Lindungi Kebebasan Berekspresi, Mahkamah Konstitusi Batasi Makna 'Kerusuhan' dalam UU ITE

Rabu 30 Apr 2025, 15:15 WIB
Potret gedung Mahkamah Konstitusi Indonesia. (Sumber: Istimewa)

Potret gedung Mahkamah Konstitusi Indonesia. (Sumber: Istimewa)

POSKOTA.CO.IDMahkamah Konstitusi Republik Indonesia (MKRI) memutuskan bahwa istilah "kerusuhan" dalam Undang-Undang Informasi dan Transaksi Elektronik (UU ITE) tidak dapat diterapkan pada keributan di ruang digital, sebuah langkah yang dipandang sebagai upaya melindungi kebebasan berekspresi di dunia maya.

Dalam putusan bernomor 116/PUU-XXII/2024, MK mengabulkan sebagian permohonan pengujian UU ITE yang diajukan oleh seorang jaksa bernama Jovi Andrea Bachtiar.

Mahkamah menyatakan bahwa kata "kerusuhan" dalam Pasal 28 ayat (3) dan Pasal 45A ayat (3) UU ITE bertentangan dengan Undang-Undang Dasar 1945 dan tidak memiliki kekuatan hukum mengikat secara bersyarat.

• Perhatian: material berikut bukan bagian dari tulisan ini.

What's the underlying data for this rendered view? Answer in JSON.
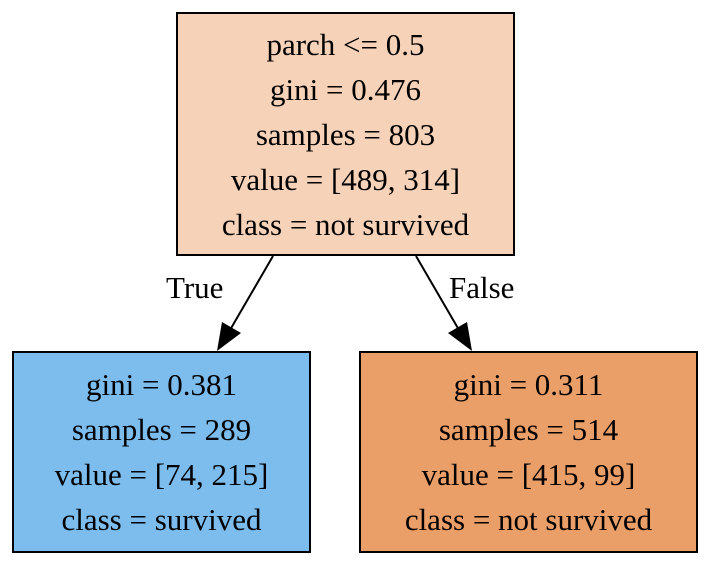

“Kerusuhan adalah kondisi yang mengganggu ketertiban umum di ruang fisik, bukan kondisi di ruang digital/siber,” demikian bunyi amar putusan MK, seperti dikutip dari akun resmi X Mahkamah Konstitusi, Selasa, 29 April 2025

Baca Juga: UU TNI 2025 Digugat ke Mahkamah Konstitusi, Tujuh Warga Tempuh Jalur Hukum

Pasal 28 ayat (3) UU ITE

Pasal ini mengatur tentang larangan menyebarkan informasi elektronik dan/atau dokumen elektronik yang berisi pemberitahuan bohong (hoax) yang menimbulkan kerusuhan di masyarakat.

Intinya, seseorang yang dengan sengaja menyebarkan hoax yang menyebabkan kerusuhan berpotensi mendapatkan sanksi.

Namun, permasalahannya adalah definisi "kerusuhan" yang selama ini menimbulkan multitafsir. Dalam penjelasan pasal ini, kerusuhan dimaknai sebagai kondisi yang mengganggu ketertiban umum di ruang fisik, bukan di ruang digital atau siber.

Hal ini menimbulkan ketidakpastian hukum karena sulit membedakan apakah kerusuhan yang dimaksud bisa terjadi di dunia maya atau hanya di dunia nyata.

Baca Juga: Pembahasan RUU KUHAP Ditunda, Komisi III DPR: Memperbanyak Penyerapan Aspirasi dari Masyarakat

Permasalahan Utama

Ketidakjelasan definisi "kerusuhan": Frasa "kerusuhan" dalam Pasal 28 ayat (3) dan Pasal 45A ayat (3) menimbulkan ketidakpastian hukum karena tidak jelas apakah kerusuhan yang dimaksud hanya di ruang fisik atau juga di ruang digital.

Pasal ini berpotensi digunakan untuk kriminalisasi berlebihan terhadap penyebar informasi di media sosial, terutama terkait hoax yang dianggap menimbulkan kerusuhan.

Oleh karena itu, MK menyatakan bahwa kerusuhan di media sosial bukan merupakan tindak pidana yang dapat dijerat UU ITE, sehingga frasa kerusuhan harus dimaknai sebagai gangguan ketertiban di ruang fisik, bukan di dunia maya.

Jadi, permasalahan utama adalah ketidakjelasan dan multitafsir dalam definisi kerusuhan yang menyebabkan pasal ini rawan disalahgunakan dan menimbulkan ketidakpastian hukum.